An oil of relative density `0.9` and viscosity `0.12 kg//ms` flows through a `2.5 cm` diameter pipe with a pressure drop of `38.4 kN//m^(2)` in a length of `30 m`. Determine
Determine the discharge

To determine the discharge of oil flowing through a pipe, we can use the Poiseuille equation, which relates the discharge (Q) to the pressure drop (ΔP), the viscosity (η), the diameter of the pipe (D), and the length of the pipe (L).
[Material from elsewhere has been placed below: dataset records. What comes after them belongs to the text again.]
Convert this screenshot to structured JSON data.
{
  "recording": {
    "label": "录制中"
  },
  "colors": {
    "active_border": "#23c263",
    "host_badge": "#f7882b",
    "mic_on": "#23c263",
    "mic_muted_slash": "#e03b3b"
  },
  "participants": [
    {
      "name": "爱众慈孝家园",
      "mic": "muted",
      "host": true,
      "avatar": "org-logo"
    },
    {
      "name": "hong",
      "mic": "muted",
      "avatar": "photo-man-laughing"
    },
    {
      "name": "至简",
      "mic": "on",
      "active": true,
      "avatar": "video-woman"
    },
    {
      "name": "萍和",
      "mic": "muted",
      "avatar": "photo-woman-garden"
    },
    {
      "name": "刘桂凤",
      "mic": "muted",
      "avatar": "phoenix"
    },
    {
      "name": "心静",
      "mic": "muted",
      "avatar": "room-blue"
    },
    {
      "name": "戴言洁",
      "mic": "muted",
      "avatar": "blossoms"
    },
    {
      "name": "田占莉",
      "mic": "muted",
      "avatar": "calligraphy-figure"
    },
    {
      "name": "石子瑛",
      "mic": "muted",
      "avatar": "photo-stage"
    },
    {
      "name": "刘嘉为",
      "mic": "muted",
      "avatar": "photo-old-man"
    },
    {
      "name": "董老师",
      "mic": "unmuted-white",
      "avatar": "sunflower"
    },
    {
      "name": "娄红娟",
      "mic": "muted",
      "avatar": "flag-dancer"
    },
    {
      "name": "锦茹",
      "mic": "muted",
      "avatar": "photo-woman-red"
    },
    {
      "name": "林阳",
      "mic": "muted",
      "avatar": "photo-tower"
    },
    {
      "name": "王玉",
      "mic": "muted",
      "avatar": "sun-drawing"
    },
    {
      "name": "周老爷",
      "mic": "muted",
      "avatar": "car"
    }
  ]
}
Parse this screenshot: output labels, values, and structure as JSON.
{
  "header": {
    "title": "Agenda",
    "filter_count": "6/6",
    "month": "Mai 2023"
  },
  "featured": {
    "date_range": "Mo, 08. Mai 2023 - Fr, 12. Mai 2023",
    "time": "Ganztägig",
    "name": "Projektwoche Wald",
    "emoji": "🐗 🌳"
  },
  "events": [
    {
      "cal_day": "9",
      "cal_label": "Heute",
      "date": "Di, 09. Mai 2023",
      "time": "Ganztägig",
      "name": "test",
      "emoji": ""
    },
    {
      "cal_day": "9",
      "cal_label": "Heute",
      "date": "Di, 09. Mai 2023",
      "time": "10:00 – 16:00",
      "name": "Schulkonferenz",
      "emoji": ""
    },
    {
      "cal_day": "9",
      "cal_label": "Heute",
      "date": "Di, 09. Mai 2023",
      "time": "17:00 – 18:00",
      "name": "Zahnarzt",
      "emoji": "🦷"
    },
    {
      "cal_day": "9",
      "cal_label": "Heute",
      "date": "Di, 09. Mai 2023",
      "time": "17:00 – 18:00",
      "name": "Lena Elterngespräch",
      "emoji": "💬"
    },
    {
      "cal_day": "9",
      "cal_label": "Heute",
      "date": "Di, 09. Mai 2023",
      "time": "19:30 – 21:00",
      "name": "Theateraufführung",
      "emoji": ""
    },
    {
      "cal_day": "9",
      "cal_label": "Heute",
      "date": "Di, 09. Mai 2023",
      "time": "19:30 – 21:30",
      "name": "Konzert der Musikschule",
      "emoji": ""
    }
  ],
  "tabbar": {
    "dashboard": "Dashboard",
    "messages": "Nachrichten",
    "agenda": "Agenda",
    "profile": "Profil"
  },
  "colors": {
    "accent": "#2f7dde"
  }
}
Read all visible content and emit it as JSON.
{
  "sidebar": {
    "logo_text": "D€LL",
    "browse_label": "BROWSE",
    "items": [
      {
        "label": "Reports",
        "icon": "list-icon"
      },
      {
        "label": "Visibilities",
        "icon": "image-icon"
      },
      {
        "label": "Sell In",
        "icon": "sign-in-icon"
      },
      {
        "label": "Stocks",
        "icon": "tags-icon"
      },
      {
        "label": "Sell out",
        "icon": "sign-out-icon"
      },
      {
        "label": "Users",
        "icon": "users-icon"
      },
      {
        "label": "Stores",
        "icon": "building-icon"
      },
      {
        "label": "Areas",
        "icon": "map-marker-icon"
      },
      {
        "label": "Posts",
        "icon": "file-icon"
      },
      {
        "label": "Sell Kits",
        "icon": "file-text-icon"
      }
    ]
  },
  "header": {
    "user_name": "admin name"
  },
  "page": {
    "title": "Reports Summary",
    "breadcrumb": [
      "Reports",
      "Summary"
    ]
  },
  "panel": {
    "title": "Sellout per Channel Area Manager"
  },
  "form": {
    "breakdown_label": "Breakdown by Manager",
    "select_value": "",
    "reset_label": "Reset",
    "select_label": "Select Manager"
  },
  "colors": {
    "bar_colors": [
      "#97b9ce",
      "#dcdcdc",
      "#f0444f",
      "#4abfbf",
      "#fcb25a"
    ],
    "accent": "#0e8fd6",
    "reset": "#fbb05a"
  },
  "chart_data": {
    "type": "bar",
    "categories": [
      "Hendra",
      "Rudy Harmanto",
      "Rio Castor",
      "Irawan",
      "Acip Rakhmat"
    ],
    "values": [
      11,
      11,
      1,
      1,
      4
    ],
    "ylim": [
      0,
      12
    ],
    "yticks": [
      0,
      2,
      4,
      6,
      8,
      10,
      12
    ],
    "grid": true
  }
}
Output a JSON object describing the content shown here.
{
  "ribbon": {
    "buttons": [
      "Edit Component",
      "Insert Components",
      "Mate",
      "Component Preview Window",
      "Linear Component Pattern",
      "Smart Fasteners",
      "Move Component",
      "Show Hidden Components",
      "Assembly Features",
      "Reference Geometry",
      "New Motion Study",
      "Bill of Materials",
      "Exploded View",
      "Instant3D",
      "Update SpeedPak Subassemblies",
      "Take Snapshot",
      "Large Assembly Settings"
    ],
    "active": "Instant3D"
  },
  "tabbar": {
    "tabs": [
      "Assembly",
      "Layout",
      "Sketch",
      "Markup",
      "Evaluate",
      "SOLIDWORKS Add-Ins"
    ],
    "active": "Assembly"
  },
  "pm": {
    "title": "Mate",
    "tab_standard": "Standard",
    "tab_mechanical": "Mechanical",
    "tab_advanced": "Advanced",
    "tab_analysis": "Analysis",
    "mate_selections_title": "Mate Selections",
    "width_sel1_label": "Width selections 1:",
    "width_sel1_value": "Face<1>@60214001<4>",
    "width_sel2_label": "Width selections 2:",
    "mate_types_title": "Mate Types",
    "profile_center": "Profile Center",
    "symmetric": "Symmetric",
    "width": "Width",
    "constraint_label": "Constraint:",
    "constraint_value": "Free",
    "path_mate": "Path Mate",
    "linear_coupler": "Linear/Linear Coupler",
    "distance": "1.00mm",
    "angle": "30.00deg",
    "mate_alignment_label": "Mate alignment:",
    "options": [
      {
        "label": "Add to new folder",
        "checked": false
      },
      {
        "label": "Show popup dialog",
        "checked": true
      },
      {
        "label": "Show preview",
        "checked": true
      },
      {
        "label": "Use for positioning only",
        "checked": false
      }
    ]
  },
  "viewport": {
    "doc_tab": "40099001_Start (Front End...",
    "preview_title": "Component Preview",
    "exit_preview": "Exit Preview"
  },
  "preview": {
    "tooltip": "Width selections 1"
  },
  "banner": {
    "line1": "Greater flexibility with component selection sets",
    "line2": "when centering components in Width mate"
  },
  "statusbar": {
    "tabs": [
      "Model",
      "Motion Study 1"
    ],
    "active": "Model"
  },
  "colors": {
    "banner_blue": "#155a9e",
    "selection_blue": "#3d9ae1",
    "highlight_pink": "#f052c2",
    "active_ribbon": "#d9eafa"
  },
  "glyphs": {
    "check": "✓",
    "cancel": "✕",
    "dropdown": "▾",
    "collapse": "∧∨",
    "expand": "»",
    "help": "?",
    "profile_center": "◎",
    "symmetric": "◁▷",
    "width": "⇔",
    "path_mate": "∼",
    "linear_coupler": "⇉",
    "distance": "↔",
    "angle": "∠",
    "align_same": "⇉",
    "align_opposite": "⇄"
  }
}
The equation is given by: \[ Q = \frac{\pi D^4 \Delta P}{128 \eta L} \] ### Step-by-Step Solution: 1. **Identify the Given Values:** - Relative density of oil (not needed for discharge calculation) - Viscosity (η) = 0.12 kg/(m·s) - Diameter of the pipe (D) = 2.5 cm = 0.025 m (convert to meters) - Pressure drop (ΔP) = 38.4 kN/m² = 38,400 Pa (convert to Pascals) - Length of the pipe (L) = 30 m 2. **Convert Diameter to Meters:** \[ D = 2.5 \, \text{cm} = 0.025 \, \text{m} \] 3. **Calculate D^4:** \[ D^4 = (0.025)^4 = 3.90625 \times 10^{-9} \, \text{m}^4 \] 4. **Substitute Values into the Poiseuille Equation:** \[ Q = \frac{\pi \times (3.90625 \times 10^{-9}) \times (38400)}{128 \times 0.12 \times 30} \] 5. **Calculate the Denominator:** \[ \text{Denominator} = 128 \times 0.12 \times 30 = 460.8 \] 6. **Calculate the Numerator:** \[ \text{Numerator} = \pi \times 3.90625 \times 10^{-9} \times 38400 \approx 4.733 \times 10^{-4} \] 7. **Calculate the Discharge (Q):** \[ Q = \frac{4.733 \times 10^{-4}}{460.8} \approx 1.026 \times 10^{-6} \, \text{m}^3/\text{s} \] 8. **Final Result:** \[ Q \approx 1.026 \times 10^{-6} \, \text{m}^3/\text{s} \approx 1.026 \, \text{L/s} \] ### Final Answer: The discharge of the oil through the pipe is approximately \(1.026 \, \text{L/s}\).